Hace falta tener igual cantidad de diseños de repulgue que de gustos de empanadas. Así será fácil diferenciarlas. No hay nada más inelegante que tener que partir en dos una empanada para saber qué tiene adentro.

Esta identificación es parte de la experiencia de comer empanadas. Y se extiende a las cadenas comerciales de entrega de empanadas. Estos negocios cuentan con una flota de motos que acercan, luego de un pedido telefónico, las empanadas solicitadas al domicilio del consumidor. De esta manera no es necesario cocinar ni usar utensilios. Algunas cadenas proveen servilletas, y también bebidas, para que la experiencia sea completa.

Pero ocurre que hay cadenas que no entienden las sutilezas. Cada pedido de empanadas debe venir con la clave de los repulgues, la piedra de Rosetta para saber el gusto de cada empanada. Si esto no ocurre, las diferentes personas, que pidieron distintas combinaciones de sabores, se las verán en figurillas para saber qué comer. No tardarán en aparecer los ansiosos que querrán desmenuzar las empanadas, o que pretendan hacer una distribución azarosa antes de que se enfríen.

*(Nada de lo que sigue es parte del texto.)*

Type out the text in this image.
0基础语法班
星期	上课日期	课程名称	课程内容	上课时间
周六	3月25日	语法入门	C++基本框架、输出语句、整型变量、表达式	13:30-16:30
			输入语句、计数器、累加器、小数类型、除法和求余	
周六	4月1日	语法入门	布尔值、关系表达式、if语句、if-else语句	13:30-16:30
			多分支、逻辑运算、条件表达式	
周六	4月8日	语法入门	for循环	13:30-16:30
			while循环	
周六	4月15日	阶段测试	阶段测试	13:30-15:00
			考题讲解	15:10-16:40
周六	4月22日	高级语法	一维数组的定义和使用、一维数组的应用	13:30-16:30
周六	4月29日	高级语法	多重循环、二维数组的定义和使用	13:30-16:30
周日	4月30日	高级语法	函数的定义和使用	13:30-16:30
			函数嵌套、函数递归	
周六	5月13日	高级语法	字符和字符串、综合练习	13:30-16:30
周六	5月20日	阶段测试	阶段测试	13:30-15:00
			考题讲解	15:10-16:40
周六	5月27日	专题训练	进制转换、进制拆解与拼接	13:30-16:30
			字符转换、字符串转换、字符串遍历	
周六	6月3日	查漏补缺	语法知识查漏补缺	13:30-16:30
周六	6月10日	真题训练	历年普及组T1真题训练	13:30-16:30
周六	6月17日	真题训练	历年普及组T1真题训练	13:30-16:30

La hoja con la clave (puede estar también en la caja) permite evitar esas situaciones desagradables. Hay gente que no está dispuesta a hacer el esfuerzo de entenderla. Es gente sin lugar para la sutileza, que no es de fiar. Pero siempre aparece alguien dispuesto a ocuparse de la distribución correcta. Un maestro de ceremonias que sabrá interpretar los dibujos y los aprenderá rápido. Luego repartirá cada empanada a su legítimo dueño, y evacuará las dudas de quienes quieran servirse.

Hay algunas casas, sin embargo, que prescinden de este ritual. ¿Cómo diferencian las empanadas? Mediante un método objetable: escriben sobre ellas. Algunas tienen iniciales, otras directamente estampan el nombre completo del sabor sobre la empanada. Uno termina comiendo un letrero. Pero más allá de eso, uno se priva de parte de la experiencia de comer empanadas: la superación de la incertidumbre, el triunfo de la sagacidad y la inteligencia sobre la oscuridad que envuelve al relleno.

Quiero compartir con ustedes algo que descubrí. Se trata de una comida que se está volviendo muy popular en los últimos tiempos. Consiste en una especie de pan chato, como simulando una asadera redonda. Pero se come, es una de esas comidas en las que el plato es parte del bolo, como los cucuruchos o las ensaladas de McDonald’s. Se le coloca encima una salsa hecha a base de unos curiosos vegetales colorados, originarios de América, que no se termina de saber si son fruta o verdura. Luego se condimenta. Arriba de eso va una especie de leche coagulada, que es una masa más o menos dura pero al calentar se derrite. Existen, de todos modos, algunas variantes. Algunos agregan otros ingredientes, en ciertos casos numerosos: granos amarillos que se resisten a ser digeridos, piernas de cerdo cocidas y cortadas en finas láminas, rodajas de frutas tropicales puntiagudas.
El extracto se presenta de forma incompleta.